Susanne Renner steht in der Küche des Johanniter-Kindergartens Zauberwald in Tegernheim und räumt die Spülmaschine ein. Seit dem Frühjahr ist sie hier angestellt. Ihre Aufgabe: Vor und nach dem Mittagessen der Kinder kümmert sie sich um das Geschirr und reinigt die Oberflächen. Jeden Tag ist sie von 10.45 Uhr bis 14.30 Uhr in der Küche im Einsatz. Langweilig wird es ihr hier nicht, sagt sie. "Nach dem Mittagessen kommen mehr Teller zusammen, da hab ich schon was zu tun. Es macht mir wirklich Spaß, hier in der Küche zu arbeiten."
Arbeitsagentur unterstützt Kindergarten
Susanne Renner ist 46 Jahre alt. Zuvor hat sie in der Wäscherei eines Seniorenheims gearbeitet. Doch die Aufgaben der Wäscherei wurden dann von einer externen Firma übernommen. Sie musste sich eine neue Arbeit suchen. Die Zeit ohne Arbeit sei nicht förderlich gewesen, sagt ihre Mutter, Ingrid Renner. Jetzt habe sie Anregung noch und nöcher.
Im Kindergarten arbeitet Susanne Renner nun 19 Stunden pro Woche. Für ein Jahr übernimmt die Agentur für Arbeit fünfzig Prozent der Kosten für die Stelle - wegen des größeren Aufwands beim Einarbeiten. Ansonsten handelt es sich laut den Johannitern, die den Kindergarten betreiben, um einen normalen Arbeitsvertrag. Eine Seltenheit bei Menschen mit Trisomie 21. Viele bekommen trotz Eignung auf dem richtigen Arbeitsmarkt kaum eine Chance.

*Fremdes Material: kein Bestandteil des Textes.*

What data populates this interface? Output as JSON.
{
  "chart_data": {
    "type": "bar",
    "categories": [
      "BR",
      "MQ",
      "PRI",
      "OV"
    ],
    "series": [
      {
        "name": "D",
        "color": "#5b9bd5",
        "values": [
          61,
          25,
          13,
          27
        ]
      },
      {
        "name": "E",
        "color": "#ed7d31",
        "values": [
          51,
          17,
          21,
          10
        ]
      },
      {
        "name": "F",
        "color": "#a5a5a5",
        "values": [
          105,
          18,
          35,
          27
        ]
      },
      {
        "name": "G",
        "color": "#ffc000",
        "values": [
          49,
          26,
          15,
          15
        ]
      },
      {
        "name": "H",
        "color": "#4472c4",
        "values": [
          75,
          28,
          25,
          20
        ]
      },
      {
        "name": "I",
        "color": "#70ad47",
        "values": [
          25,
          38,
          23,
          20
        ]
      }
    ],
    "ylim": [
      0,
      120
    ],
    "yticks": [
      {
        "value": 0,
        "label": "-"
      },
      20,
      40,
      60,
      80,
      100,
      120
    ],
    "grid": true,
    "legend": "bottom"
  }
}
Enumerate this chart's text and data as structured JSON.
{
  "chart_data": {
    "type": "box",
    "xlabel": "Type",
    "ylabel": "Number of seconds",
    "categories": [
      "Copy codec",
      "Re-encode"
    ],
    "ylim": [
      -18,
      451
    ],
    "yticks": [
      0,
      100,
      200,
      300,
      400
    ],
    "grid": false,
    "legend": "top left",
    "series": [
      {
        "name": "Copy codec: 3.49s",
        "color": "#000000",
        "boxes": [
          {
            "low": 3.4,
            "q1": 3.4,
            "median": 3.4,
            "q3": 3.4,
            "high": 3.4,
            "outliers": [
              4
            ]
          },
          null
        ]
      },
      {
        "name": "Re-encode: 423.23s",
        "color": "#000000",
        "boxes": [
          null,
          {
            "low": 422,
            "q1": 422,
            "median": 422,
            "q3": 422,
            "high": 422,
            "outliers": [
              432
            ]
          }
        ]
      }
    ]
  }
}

Zu wenig Angebot für Menschen mit Trisomie 21
Das bestätigt auch Karin Lange vom Verein "einsmehr" in Augsburg, der Familien beim Thema Trisomie 21 unterstützt. In den rund 230 Familien, die vom Verein betreut werden, hätten nur etwa fünf Betroffene eine Stelle auf dem regulären Arbeitsmarkt. Viele Unternehmen hätten Berührungsängste – auch aus Unwissenheit, sagt Lange. Obwohl manche Bewerber sehr wohl für den sogenannten "ersten Arbeitsmarkt" geeignet wären, blieben am Ende doch oft nur die Werkstätten. Die häufig geäußerte Kritik, dass Menschen hier ausgenutzt würden, da kein Mindestlohn gezahlt werde, teilt Lange aber nicht: "Die Werkstätten haben auf jeden Fall ihre Berechtigung und sind für viele der Weg. Aber manche sind auch unterfordert." Die Betroffenen sollten zumindest die Chance haben, zu wählen.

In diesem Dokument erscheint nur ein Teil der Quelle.